David Carmona (26:06): So, how do we fix this? With explanations, I can identify the bias that I have in my system, but with this fairness option, I can actually mitigate that bias. So, let's go there. Let me select in here "sex" as the feature that I want to mitigate. Next. And then let's pick accuracy as the way for us to measure the performance of my model. So, let me explain what I see here. These are multiple model variations for my loan application process that this tool, the fairness tool, has created for me using unfairness mitigation algorithms.

David Carmona (26:47): On the Y axis, I can see the disparity in my predictions. So, in my case, this is the disparity between males and females in my long recommendation. I can move to a more balanced model in here between males and females. In a way, I'm forcing the model to have less disparity between genders. Now, in the X axis, I can monitor what is the overall impact in the accuracy of the model. And that's what it's showing us. There is a clear trade-off between disparity and accuracy, but if we select a balanced model, we can see just a slight drop in accuracy, but a substantial decrease on disparity between the two classes. Let me show that.

David Carmona (27:32): So, if I click here, this is the unmitigated model. This is my original model. You can see that the disparity here is actually huge. There's a 19% disparity between the two. This is for female, and this is for male. Now, if I go back and I click the model on the far left, now, in that case, you can see that there's no disparity at all. It's just a 0.05%. But in that case, the accuracy didn't drop a lot. It moved from 84, that it was before, to 81.7.

David Carmona (28:10): So, this was a very obvious example. And in real life, this will require many iterations, understanding any bias in your system. And mitigating that bias will also require domain experts included in those iterations. Tools like these which are full integrated in your MLOps are critical to develop AI responsibly. First, because they make the process much more productive. And second, because it can give you the visibility and the control across all your development cycle and across all the projects in your organization.

David Carmona (28:47): Well, I hope that you found this session useful. Let me summarize it with the four steps that I would recommend you to take for developing AI responsibly. First, if you haven't defined your principles yet, do it now. It's the starting point. It's going to be your North Star for anything related to responsible AI. It has to come from the top of your organization, and it has to be communicated internally and externally.

David Carmona (29:15): Second, you can't stop there. You need to bring those principles to life by creating practices across every discipline and every process in your organization. Responsible AI has to be infused into every single activity involved with the development and operations of any AI system.
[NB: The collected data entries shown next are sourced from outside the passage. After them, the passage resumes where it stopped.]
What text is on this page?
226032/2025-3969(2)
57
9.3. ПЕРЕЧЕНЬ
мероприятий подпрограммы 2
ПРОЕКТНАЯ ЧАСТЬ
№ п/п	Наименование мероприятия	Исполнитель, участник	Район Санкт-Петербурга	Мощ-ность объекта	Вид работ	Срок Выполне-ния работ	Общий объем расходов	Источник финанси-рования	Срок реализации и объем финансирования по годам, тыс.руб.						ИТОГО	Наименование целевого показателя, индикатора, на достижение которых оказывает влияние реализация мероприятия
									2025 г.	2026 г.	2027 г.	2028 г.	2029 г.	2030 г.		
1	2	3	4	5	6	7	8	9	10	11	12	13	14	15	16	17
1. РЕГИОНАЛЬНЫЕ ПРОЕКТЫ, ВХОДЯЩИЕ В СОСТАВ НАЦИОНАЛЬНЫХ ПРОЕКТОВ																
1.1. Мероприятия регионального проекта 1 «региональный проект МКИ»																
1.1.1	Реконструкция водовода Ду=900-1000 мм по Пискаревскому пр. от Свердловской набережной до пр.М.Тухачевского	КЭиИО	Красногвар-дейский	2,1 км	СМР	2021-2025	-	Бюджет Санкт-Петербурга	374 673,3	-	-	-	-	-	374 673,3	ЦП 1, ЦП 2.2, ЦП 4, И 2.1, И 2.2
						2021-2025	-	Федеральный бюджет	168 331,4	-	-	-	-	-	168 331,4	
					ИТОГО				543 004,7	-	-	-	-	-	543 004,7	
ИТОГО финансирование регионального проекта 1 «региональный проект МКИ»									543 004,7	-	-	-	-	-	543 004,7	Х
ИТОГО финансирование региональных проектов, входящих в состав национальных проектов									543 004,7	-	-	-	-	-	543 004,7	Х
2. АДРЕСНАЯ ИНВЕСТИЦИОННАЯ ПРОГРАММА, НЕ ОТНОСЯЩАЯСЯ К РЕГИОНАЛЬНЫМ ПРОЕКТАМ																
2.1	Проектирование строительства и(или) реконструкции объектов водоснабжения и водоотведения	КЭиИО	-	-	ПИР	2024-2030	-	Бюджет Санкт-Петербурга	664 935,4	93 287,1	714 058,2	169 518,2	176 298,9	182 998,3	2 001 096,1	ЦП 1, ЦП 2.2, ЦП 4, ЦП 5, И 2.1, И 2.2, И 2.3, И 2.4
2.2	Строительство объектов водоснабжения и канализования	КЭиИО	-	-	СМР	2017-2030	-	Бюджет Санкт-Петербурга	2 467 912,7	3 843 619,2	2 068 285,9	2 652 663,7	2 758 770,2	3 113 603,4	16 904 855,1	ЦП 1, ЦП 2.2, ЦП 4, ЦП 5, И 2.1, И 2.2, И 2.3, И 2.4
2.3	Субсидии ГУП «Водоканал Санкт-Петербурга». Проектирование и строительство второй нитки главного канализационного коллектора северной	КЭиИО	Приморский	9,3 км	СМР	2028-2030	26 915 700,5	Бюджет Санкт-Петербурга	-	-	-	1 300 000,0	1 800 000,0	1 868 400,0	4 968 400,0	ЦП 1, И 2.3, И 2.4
David Carmona (29:38): Third, establish a governance that is tailored to your organization. You need to centralize the oversight and the guidance within your organization, and make sure that you are truly adhering to your principles.

David Carmona (29:52): And fourth, you should go beyond your company and expand the conversation externally across your industry and throughout society. We all must work together to maximize the potential of AI for positive change.

David Carmona (30:07): If you want more details on each of these steps, I encourage you to visit the online AI Business School, which is our free resource for business leaders, and it's including a full module on responsible AI. Thank you for joining.